Proponents argue ‘EQ’ incorporates key traits that help companies through hard times
WHILE COPING with the stress of running a business in difficult times, companies may not consider emotional intelligence important, but understanding and developing it could help see a company through dark periods and smooth out difficulties with staff.
This is according to Daire Coffey, the co-author of a book called Emotional Intelligence: A Leadership Imperative, which was reprinted earlier this year and is used by Coffey as a guide for testing and improving emotional intelligence within businesses and among businesspeople.
A former marketing executive and manager with United Drug and Enterprise Ireland, Coffey lectures on leadership development and marketing at the Irish Management Institute and is a business mentor at the Dublin City Enterprise Board.

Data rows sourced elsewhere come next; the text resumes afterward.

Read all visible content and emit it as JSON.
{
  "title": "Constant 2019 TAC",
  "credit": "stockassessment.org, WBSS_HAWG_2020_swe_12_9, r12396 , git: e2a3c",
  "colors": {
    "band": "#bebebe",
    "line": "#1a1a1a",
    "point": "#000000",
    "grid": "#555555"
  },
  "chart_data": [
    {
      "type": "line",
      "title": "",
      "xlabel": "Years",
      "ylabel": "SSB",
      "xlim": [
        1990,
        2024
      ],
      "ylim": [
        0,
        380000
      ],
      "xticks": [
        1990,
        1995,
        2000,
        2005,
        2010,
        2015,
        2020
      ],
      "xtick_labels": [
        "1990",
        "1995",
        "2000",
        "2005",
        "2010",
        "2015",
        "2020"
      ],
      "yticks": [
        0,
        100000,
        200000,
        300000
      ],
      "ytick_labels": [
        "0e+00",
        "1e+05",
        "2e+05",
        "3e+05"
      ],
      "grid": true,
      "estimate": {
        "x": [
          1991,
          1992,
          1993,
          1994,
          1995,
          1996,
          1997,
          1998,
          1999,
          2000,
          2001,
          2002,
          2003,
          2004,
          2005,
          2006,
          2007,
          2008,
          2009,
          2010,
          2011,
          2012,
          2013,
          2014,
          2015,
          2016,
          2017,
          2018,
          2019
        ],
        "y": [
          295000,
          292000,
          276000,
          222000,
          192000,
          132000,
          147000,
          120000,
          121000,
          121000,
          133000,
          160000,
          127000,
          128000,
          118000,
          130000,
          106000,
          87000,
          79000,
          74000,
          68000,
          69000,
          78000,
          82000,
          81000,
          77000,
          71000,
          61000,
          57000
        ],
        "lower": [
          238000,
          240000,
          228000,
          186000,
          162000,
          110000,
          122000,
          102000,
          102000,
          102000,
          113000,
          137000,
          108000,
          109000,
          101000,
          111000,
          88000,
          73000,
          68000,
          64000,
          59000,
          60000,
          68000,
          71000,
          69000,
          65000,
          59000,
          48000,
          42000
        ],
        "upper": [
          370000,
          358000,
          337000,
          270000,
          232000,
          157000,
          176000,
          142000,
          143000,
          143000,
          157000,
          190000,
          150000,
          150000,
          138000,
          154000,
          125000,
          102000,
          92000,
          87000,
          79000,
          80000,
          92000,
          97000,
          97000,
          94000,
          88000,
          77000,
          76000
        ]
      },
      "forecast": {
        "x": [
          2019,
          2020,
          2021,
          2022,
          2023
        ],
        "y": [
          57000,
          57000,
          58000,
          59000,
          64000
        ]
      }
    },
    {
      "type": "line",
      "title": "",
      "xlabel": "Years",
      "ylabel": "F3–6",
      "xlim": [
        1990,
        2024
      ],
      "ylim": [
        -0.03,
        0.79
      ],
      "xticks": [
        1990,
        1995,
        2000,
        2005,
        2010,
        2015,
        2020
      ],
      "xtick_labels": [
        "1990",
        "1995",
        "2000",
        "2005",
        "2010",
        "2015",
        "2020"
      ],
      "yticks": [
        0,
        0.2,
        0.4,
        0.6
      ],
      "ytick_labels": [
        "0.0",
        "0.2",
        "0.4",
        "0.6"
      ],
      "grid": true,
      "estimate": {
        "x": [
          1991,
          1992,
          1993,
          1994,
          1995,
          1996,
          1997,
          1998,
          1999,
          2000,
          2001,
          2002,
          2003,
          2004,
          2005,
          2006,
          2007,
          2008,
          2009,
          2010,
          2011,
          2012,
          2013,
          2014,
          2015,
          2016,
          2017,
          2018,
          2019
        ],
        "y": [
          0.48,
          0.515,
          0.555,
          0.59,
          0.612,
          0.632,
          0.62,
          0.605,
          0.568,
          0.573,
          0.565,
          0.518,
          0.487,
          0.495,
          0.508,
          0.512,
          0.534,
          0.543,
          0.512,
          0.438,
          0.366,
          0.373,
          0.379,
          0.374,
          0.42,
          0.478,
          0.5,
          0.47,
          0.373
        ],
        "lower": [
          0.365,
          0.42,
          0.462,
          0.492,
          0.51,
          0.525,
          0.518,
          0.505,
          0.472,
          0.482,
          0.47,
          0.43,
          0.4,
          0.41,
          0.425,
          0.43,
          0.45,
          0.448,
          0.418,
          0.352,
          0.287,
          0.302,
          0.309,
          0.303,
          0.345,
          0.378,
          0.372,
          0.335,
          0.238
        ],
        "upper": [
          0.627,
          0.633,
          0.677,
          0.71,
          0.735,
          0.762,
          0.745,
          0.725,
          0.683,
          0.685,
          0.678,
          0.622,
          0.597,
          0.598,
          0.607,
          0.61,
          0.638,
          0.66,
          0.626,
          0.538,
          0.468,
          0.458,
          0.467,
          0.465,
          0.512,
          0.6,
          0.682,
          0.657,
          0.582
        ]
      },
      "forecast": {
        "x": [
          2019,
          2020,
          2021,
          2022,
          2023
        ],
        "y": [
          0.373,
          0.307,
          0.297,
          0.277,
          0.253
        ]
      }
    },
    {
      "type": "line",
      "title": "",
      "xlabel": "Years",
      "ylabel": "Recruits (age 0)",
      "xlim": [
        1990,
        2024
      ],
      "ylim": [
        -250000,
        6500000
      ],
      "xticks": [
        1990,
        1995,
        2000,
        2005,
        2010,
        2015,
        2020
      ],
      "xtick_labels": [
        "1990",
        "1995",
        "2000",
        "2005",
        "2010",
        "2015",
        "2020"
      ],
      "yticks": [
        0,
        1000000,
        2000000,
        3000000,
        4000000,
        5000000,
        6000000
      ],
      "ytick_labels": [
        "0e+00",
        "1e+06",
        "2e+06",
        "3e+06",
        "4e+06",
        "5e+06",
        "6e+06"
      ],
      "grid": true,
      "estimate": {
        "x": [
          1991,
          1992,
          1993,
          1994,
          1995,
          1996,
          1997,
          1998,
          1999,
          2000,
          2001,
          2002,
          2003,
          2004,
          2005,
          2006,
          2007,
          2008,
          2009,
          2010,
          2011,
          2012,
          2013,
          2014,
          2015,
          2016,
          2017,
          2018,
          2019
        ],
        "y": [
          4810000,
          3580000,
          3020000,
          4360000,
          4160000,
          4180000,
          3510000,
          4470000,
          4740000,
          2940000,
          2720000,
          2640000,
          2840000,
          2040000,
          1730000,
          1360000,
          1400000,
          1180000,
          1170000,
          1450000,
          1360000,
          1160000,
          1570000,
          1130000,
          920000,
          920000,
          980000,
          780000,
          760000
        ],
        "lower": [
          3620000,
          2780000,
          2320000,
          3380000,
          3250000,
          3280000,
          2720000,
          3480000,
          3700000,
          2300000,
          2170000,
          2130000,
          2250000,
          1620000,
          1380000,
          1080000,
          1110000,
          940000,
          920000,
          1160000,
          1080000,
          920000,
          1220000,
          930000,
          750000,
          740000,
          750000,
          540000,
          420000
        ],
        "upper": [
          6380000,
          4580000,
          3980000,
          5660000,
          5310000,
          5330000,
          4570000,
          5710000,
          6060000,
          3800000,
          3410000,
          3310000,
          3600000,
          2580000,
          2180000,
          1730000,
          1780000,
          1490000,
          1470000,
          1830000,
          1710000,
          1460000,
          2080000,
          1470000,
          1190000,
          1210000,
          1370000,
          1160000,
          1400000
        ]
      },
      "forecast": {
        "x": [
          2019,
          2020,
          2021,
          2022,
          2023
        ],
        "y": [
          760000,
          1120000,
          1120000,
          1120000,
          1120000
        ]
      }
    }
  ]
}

Emotional intelligence is another word for “advanced common sense”, she says. It is the extent to which the “emotional” and “thinking” parts of the brain communicate.
“It is about being able to tune into your own emotions and the emotions of those around you, and how you can use the information around you to better manage yourself and your relationships with others – it is being able to read situations.”
Coffey uses the example of US insurer Met Life, which changed its hiring criteria to screen job candidates for optimism. The company expanded its salesforce to more than 12,000 people. Within two years the company had increased its share of the personal insurance market by 40 per cent, she says.
Applicants who were deemed optimistic but failed to pass the insurer’s standard tests were hired anyway and the company found this group outsold their more pessimistic counterparts by 21 per cent in the first year and 57 per cent in the second.
“In terms of sales, strong emotional intelligence is about being able to say the right thing at the right time and knowing when it is the right time to close a sale and to be assertive,” says Coffey.
Unlike your IQ, which is relatively fixed by the age of 18, Coffey says emotional intelligence, or EQ, can be developed until well into the 40s and therefore can be worked on.
The high level of “plasticity” – the ability to change – in the brain means that repeated positive behaviour and experience can actually alter the structure of the brain, Coffey says.
“Where someone is under pressure the emotionally intelligent manager will not fly off the handle,” she says.
Coffey describes the behaviour of French footballer Zinedine Zidane in the 2006 World Cup final when he headbutted an Italian player over a passing remark as an example of an emotional “hijack” when the “emotional brain” takes over.
According to Coffey, words account for 7 per cent of communication between people. The tone and volume of your voice account for 38 per cent, while body language, facial expressions and eye contact account for 55 per cent.
“An emotionally intelligent manager is very good at reading body language,” she says.
Emotional intelligence was a phrase coined in the 1920s but it only came into the area of business in 1995 when Daniel Goleman, who has a PhD in psychology from Harvard University, wrote a book of the same name.
Coffey and her business partner Deirdre Murray, with whom she wrote Emotional Intelligence, use a testing system known as the Emotional Capital Report, which was developed by Martyn Newman, a consultant psychologist and expert in emotional intelligence.
In measuring EQ Coffey tests 10 skills and competencies. These include seven personal areas - self-awareness, self-confidence, self-reliance, self-actualisation (whether you are fulfilled in your life and job), self-control, flexibility and optimism – and three inter-personal areas – empathy, relationship skills and assertiveness.
The test seeks your response based on five multiple choice answers to statements such as “more things seem to go wrong with me than right”, “it’s easy for me to tell people what I think” and “I am often not sure how I feel”.
Coffey admits that companies can be sceptical about emotional intelligence but says it involves important traits that can help companies through hard times when managers need to get more from staff or make tough choices.
“The key skills for getting through the recession is how you get on with your team and how you stay resilient,” she says.